Die Macht wandert von den Finanzzentren in die Politik

Der amerikanische Wissenschaftler und Publizist Ian Bremmer hat herausgefunden, dass der Einfluss staatlich gelenkter Konzerne weltweit wächst. Seiner Meinung nach provoziert der neue Staatskapitalismus politische Krisen und könnte sich sogar zu einem globalen Wachstumsrisiko entwickeln. Vor allem im Verlauf der vergangen zehn Jahre hat eine neue Art von Unternehmen die internationale Bühne betreten. Sie gehören entweder der heimischen Regierung oder sind zumindest eng mit ihr verflochten. Ian Bremmer nennt als Beispiele den mexikanischen Zementhersteller Cemex und die brasilianischen Minengesellschaft Vale. Die beiden Konzerne pflegen enge Kontakte zu ihren Regierungen, wodurch sie ihre marktbeherrschende Stellung durch die feindliche Übernahme kleinerer inländischer Konkurrenten festigen können. Ian Bremmer schreibt, dass beide Unternehmen im Grunde genommen nationale Champions in Privatbesitz sind.

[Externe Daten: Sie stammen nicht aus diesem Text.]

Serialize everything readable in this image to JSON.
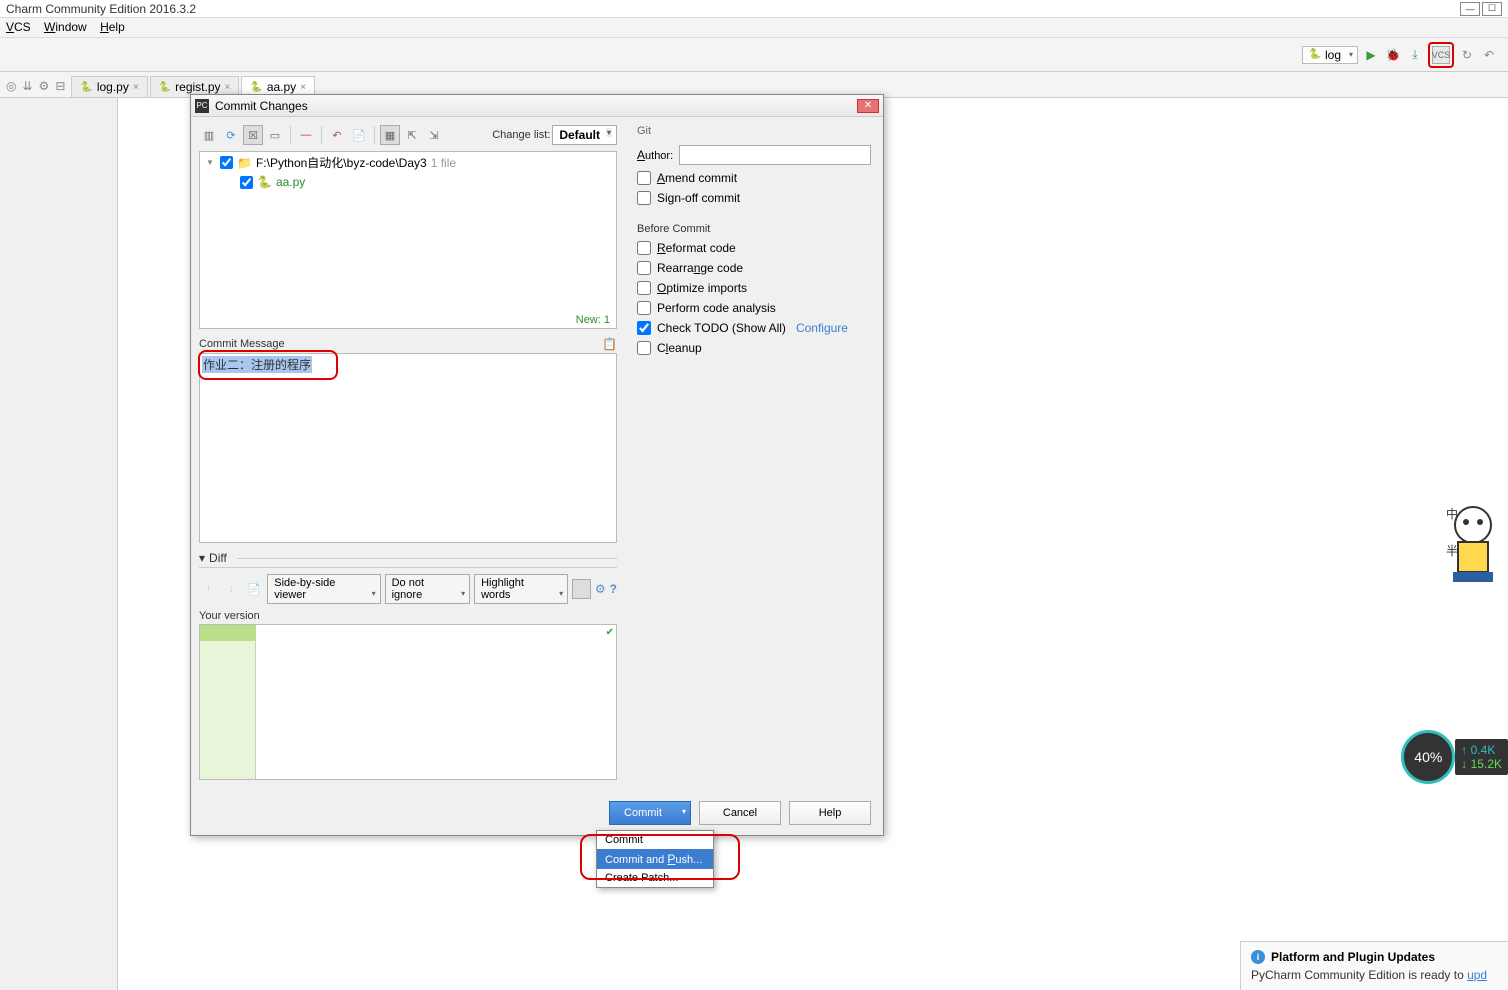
{
  "window": {
    "title": "Charm Community Edition 2016.3.2"
  },
  "menu": {
    "vcs": "VCS",
    "window": "Window",
    "help": "Help"
  },
  "toolbar": {
    "run_config": "log",
    "vcs_label": "VCS"
  },
  "tabs": {
    "items": [
      {
        "label": "log.py"
      },
      {
        "label": "regist.py"
      },
      {
        "label": "aa.py"
      }
    ]
  },
  "dialog": {
    "title": "Commit Changes",
    "changelist_label": "Change list:",
    "changelist_value": "Default",
    "tree": {
      "root": "F:\\Python自动化\\byz-code\\Day3",
      "root_hint": "1 file",
      "file": "aa.py",
      "status": "New: 1"
    },
    "commit_msg_label": "Commit Message",
    "commit_msg_text": "作业二：注册的程序",
    "diff": {
      "label": "Diff",
      "viewer": "Side-by-side viewer",
      "ignore": "Do not ignore",
      "highlight": "Highlight words",
      "your_version": "Your version"
    },
    "buttons": {
      "commit": "Commit",
      "cancel": "Cancel",
      "help": "Help"
    },
    "commit_menu": {
      "commit": "Commit",
      "commit_push": "Commit and Push...",
      "create_patch": "Create Patch..."
    },
    "right": {
      "git": "Git",
      "author": "Author:",
      "amend": "Amend commit",
      "signoff": "Sign-off commit",
      "before_commit": "Before Commit",
      "reformat": "Reformat code",
      "rearrange": "Rearrange code",
      "optimize": "Optimize imports",
      "analysis": "Perform code analysis",
      "todo": "Check TODO (Show All)",
      "configure": "Configure",
      "cleanup": "Cleanup"
    }
  },
  "notification": {
    "title": "Platform and Plugin Updates",
    "body": "PyCharm Community Edition is ready to ",
    "link": "upd"
  },
  "speed": {
    "pct": "40%",
    "up": "↑ 0.4K",
    "down": "↓ 15.2K"
  }
}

Staatskonzerne müssen sich der politischen Macht beugen

In den Ranglisten der größten Firmen der Welt sind in den vergangen Jahren auch immer häufiger Energiekonzerne in Staatsbesitz aufgetaucht wie der russische Konzern Gazprom oder Petro China. Immer größere Staatsunternehmen gibt es aber nicht nur im Energiesektor. Schon vor drei Jahren war China Mobile der Anbieter mit der weltweit größten Zahl von Mobiltelefonkunden. Diese Staatskonzerne sind keine traditionellen multinationalen Firmen, da sich ihre Führung nicht vor den Aktionären, sondern sich vor allem vor den politischen Machthabern verantworten muss.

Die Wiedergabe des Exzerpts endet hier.